Posted on: December 15, 2013

Freed the Jailer as well?” Nelson Mandela

Tens of thousands gathered at the FNP Stadium in Soweto near Johannesburg today for a memorial to honor Nelson Mandela, who died last week at the age of 95.

Nearly 100 heads of state traveled to South Africa for the memorial, including President Obama and Cuban President Raúl Castro.

Mandela’s body will then lie in state for three days at the Union Buildings in Pretoria, where he was sworn in as president in 1994.

He will be buried on Sunday in Qunu, his ancestral home. We begin our coverage of the memorial with President Obama’s address. “It took a man like Madiba to free not just the prisoner, but the jailer as well,” Obama said. “While I will always fall short of Madiba’s example, he makes me want to be a better man.”

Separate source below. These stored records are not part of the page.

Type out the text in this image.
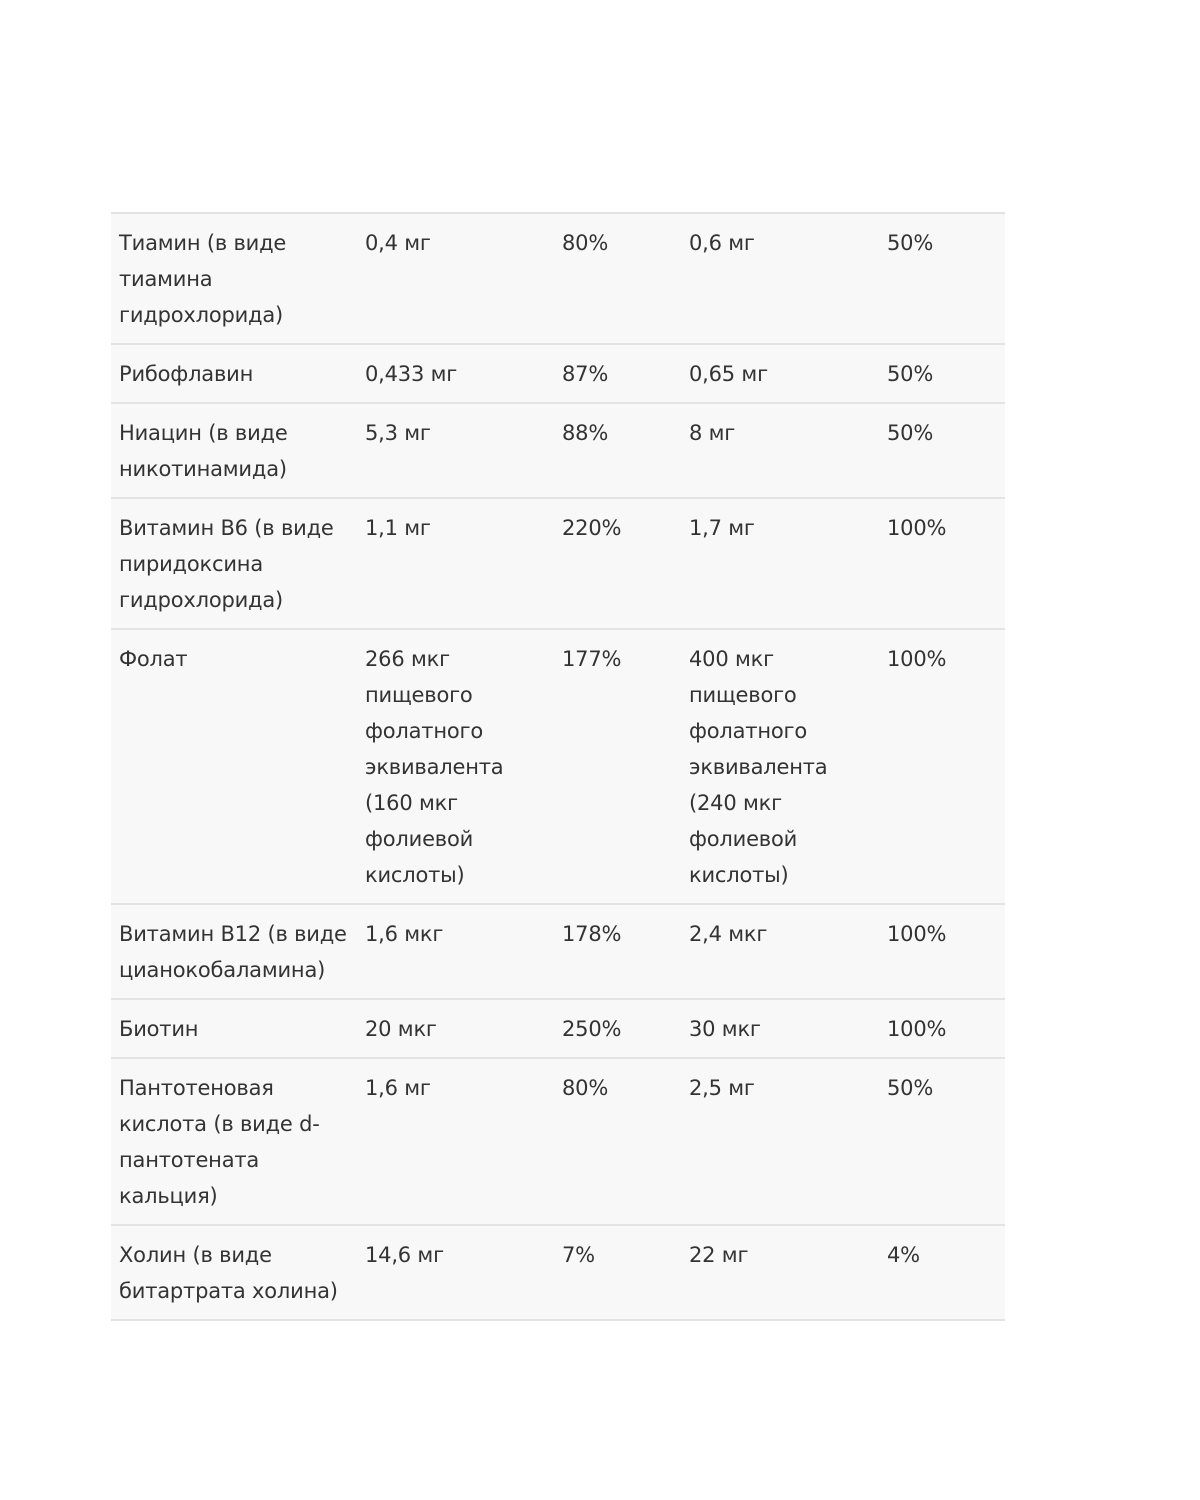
Тиамин (в виде тиамина гидрохлорида)	0,4 мг	80%	0,6 мг	50%
Рибофлавин	0,433 мг	87%	0,65 мг	50%
Ниацин (в виде никотинамида)	5,3 мг	88%	8 мг	50%
Витамин B6 (в виде пиридоксина гидрохлорида)	1,1 мг	220%	1,7 мг	100%
Фолат	266 мкг пищевого фолатного эквивалента (160 мкг фолиевой кислоты)	177%	400 мкг пищевого фолатного эквивалента (240 мкг фолиевой кислоты)	100%
Витамин B12 (в виде цианокобаламина)	1,6 мкг	178%	2,4 мкг	100%
Биотин	20 мкг	250%	30 мкг	100%
Пантотеновая кислота (в виде d-пантотената кальция)	1,6 мг	80%	2,5 мг	50%
Холин (в виде битартрата холина)	14,6 мг	7%	22 мг	4%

Interview of Amy Goodman with Barak Obama:

President Obama: Nelson Mandela “Freed Not Just the Prisoner, But the Jailer As Well”

TRANSCRIPT

This is a rush transcript. Copy may not be in its final form.

PRESIDENT BARACK OBAMA: Mandela taught us the power of action, but he also taught us the power of ideas; the importance of reason and arguments; the need to study not only those who you agree with, but also those who you don’t agree with.

He understood that ideas cannot be contained by prison walls or extinguished by a sniper’s bullet.

He turned his trial into an indictment of apartheid, because of his eloquence and his passion, but also because of his training as an advocate.

He used decades of prison to sharpen his arguments, but also to spread his thirst for knowledge to others in the movement. And he learned the language and the customs of his oppressors, so that one day he might better convey to them how their own freedom depend upon his.

Mandela demonstrated that action and ideas are not enough.

No matter how right, they must also be chiseled into law and institutions. He was practical, testing his beliefs against the hard surface of circumstance and history.

On core principles he was unyielding, which is why he could rebuff offers of unconditional release, reminding the apartheid regime that prisoners cannot enter into contracts.

But as he showed in painstaking negotiations to transfer power and draft new laws, he was not afraid to compromise for the sake of a larger goal.

And because he was not only a leader of a movement but a skillful politician, the Constitution that emerged was worthy of this multiracial democracy, true to his vision of laws that protect minority as well as majority rights and the precious freedoms of every South African.

And finally, Mandela understood the ties that bind the human spirit.

There is a word in South Africa, ubuntu, a word that captures Mandela’s greatest gift—his recognition that we are all bound together in ways that are invisible to the eye, that there is a oneness to humanity, that we achieve ourselves by sharing ourselves with others and caring for those around us.

We can never know how much of this sense was innate in him or how much was shaped in a dark and solitary cell. But we remember the gestures, large and small—introducing his jailers as honored guests at his inauguration, taking a pitch in a springbok uniform, turning his family’s heartbreak into a call to confront HIV/AIDS—that revealed the depths of his empathy and his understanding. He not only embodied ubuntu, he taught millions to find that truth within themselves.